The ultimate goal in moving my web-site to AWS is to make it possible to publish articles via a web interface. To build everything necessary to make this possible will take time, so I want to make reasonably small changes that will add value. The first set of changes I made (detailed in Evolving Architecture: Publishing a Jekyll site to AWS using GitHub Actions and AWS CDK) provided a route to getting content on to the internet. But how to actually generate that content? This post provide a high level overview of my next steps.

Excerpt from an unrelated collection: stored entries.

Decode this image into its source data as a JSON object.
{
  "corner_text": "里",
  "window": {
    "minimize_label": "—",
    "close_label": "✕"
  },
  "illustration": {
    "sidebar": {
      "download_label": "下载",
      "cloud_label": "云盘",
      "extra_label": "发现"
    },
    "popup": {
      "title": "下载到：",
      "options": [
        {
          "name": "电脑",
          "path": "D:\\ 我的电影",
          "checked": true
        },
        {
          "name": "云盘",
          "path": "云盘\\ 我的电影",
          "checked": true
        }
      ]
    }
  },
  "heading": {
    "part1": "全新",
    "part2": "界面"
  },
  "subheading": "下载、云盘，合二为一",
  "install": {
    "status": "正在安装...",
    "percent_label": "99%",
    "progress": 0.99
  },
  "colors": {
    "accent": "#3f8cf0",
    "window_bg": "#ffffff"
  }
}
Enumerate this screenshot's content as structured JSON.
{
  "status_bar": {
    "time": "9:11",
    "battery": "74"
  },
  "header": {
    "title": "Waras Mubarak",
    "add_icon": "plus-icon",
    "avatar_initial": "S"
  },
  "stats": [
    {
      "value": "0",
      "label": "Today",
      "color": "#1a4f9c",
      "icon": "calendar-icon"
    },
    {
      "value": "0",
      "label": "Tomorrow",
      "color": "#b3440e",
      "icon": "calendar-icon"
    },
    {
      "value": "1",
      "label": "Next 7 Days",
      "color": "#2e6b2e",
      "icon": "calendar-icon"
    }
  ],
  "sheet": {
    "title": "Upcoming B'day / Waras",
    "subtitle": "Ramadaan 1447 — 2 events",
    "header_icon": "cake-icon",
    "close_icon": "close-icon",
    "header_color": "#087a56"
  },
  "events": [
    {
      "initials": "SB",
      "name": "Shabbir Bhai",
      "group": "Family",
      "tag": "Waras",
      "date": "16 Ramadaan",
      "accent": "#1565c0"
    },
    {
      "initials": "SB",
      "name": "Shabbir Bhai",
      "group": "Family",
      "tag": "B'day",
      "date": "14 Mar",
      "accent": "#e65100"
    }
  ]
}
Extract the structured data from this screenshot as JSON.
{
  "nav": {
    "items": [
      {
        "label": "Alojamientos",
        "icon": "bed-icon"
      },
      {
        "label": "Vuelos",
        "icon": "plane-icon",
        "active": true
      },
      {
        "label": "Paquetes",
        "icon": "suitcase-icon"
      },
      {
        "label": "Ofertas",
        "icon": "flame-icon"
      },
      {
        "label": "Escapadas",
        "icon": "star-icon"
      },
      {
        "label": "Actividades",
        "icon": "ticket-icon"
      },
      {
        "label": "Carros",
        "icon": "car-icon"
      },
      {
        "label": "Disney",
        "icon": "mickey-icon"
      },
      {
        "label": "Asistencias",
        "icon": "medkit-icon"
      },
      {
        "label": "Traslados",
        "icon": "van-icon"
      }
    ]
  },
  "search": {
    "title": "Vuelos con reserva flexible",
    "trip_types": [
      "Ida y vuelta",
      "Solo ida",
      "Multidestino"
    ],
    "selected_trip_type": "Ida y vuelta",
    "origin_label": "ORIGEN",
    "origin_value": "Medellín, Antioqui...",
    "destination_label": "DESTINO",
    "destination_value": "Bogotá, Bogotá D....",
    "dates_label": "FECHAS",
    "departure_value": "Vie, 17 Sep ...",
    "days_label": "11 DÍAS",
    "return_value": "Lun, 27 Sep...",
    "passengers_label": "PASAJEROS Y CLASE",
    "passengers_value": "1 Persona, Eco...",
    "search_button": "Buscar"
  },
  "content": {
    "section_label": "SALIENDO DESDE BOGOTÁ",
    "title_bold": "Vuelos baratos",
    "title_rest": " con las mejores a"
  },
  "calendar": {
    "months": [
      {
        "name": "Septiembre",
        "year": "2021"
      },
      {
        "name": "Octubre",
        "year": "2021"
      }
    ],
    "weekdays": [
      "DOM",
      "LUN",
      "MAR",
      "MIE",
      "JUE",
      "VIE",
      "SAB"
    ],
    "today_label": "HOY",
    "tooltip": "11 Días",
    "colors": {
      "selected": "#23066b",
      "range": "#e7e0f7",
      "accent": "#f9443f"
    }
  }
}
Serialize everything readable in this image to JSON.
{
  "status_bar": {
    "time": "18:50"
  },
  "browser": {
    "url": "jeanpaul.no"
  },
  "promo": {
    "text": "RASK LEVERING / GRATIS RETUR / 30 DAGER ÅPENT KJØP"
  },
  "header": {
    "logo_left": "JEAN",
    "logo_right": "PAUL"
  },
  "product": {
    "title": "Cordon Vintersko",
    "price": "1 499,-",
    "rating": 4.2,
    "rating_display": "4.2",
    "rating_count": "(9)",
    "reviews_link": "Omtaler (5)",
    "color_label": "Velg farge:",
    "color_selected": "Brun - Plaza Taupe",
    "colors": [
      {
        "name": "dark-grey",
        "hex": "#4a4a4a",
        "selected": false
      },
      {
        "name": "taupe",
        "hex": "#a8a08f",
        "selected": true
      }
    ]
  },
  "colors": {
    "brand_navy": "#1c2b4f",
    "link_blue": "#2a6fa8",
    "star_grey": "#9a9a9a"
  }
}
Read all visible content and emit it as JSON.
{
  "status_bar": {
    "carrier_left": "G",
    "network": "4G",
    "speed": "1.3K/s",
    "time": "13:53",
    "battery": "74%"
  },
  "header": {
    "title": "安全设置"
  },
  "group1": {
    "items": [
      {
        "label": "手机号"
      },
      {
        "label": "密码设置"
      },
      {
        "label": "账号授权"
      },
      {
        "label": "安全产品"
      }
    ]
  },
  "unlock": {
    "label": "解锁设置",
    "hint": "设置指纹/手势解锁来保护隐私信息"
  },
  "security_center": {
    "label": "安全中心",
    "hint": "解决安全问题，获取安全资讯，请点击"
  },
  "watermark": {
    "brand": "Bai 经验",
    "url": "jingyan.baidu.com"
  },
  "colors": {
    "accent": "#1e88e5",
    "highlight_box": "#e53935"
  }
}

The current architecture looks like this:

Current high level architecture

The content is held in the S3 Bucket, and the Cloudfront Distribution mediates access to the bucket from the internet. Simple and straight forward, but right now the site is actually built in a build step and then copied to the bucket. To move away from this is going to require more infrastrucure:

Target high level architecture for basic processing

The plan is that with the next set of changes the author (me 😀, also number 1) writes new content to the site source S3 bucket. This causes an event to be written to an sqs queue (number 2), which is then delivered to a lambda to be initially processed (number 3). The lambda will retrieve the file (number 4), and if it is text content write various records to a dynamo db table (number 5). Dynamo db streams processing will then place events in another sqs queue (number 6) which are delivered to an output lambda (number 7) that writes new content to the static site S3 bucket (number 8).

Choices

A number of choice are being made here and it’s valid to question why these choices, and not others?

Why use multiple S3 buckets? Why not use the same bucket for the site source and the formatted output?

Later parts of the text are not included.